Project Project

Isabel Schmiga

Au Studio

The works of Isabel Schmiga (*1971, lives and works in Basel and Berlin) are concise eye-catchers with a clear effect of recognition. They stand out by a poetic strength, which results in a peculiar combination of disconnected objects and materials. Isabel Schmigas procedure can be described as a combinatory process, which brings to mind collage. In a, so to speak, scientific method she lays out a conceptual field for her artistic procedure. As a draftswoman and sculptress she mostly amalgamates materials from her immediate every day life. They uncover, moved from her targeted hands, gaps between text and picture. This idiosyncratic game between text and picture is especially evident in the graphical room installation SEAMING: Eyes cut out of magazines equipped with artificial lashes, are put together horizontally at eye level in a line onto the wall. Abstracted from the familiar position of the face, they become a cartographic borderline, which comes together in repetition of singular “letters” (eyes) in a panoramic show to a BLINDtext (DUMMYtext). This borderline, which seems to be on its own move on microscopic lash legs, slide in close sight as a BILDtext (IMAGEtext) in the eye of the observer.

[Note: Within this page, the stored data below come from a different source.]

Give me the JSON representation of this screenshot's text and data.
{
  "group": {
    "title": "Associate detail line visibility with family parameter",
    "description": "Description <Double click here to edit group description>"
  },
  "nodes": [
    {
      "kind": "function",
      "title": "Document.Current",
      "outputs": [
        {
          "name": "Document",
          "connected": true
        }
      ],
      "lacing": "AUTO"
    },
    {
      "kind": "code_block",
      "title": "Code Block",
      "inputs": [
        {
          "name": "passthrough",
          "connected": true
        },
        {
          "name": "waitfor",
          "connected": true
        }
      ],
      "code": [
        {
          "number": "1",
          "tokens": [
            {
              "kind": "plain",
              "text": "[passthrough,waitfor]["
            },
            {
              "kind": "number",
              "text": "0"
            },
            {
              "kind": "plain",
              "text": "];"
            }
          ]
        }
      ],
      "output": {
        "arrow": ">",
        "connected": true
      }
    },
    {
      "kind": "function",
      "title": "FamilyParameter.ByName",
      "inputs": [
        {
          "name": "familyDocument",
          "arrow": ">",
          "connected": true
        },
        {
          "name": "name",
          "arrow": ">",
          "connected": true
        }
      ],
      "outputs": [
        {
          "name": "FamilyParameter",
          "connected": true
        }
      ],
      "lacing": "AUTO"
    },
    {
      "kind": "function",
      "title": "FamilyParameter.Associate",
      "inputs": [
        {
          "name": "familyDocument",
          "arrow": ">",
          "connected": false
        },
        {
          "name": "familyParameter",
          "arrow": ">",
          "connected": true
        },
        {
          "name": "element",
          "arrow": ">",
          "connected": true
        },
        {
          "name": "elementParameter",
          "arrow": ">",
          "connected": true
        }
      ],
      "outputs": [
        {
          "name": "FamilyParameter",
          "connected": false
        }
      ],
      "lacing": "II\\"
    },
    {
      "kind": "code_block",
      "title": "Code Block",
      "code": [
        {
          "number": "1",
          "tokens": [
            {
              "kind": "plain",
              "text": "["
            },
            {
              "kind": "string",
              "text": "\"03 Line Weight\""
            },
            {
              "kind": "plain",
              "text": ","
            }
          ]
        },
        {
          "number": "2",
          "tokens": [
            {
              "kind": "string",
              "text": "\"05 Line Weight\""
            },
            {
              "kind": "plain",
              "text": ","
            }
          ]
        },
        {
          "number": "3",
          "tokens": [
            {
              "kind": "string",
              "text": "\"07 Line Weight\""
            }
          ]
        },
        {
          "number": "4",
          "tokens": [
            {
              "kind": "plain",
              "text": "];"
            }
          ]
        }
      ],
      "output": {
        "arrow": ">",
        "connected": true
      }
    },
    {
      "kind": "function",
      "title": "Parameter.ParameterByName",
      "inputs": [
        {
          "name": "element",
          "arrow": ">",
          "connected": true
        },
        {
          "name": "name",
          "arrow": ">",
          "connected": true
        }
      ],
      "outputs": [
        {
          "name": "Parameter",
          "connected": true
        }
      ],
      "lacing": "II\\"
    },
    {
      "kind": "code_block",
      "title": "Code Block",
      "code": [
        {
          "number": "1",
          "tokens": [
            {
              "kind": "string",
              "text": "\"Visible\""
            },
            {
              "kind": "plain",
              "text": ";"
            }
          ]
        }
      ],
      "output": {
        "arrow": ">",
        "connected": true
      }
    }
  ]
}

The eye itself is motive, but in the sense of a repeating reproduction of the image. Isabel Schmiga works as an independent explorer. She collects data, enables comparisons, builds up genealogies, and so critically questions what is generally accepted as reality. Talking about science in her work does not mean the confirmation of judgement and prognosis, but poetic collisions, realisation and visibility of the abundance of meanings, which lay hidden in the blind spot of our eyes. In ».TEXTGAP.«, her first exhibition in the French-speaking Switzerland, are shown such works as SEAMING, WORKING ON and OBSERVERS. The artist creates a new Installation especially for the space of Le Studio CAN, which changes the coordination of the rooms in the sense of her artistic position: displacement, dissection, concatenation and collision indicate further unknown text gaps.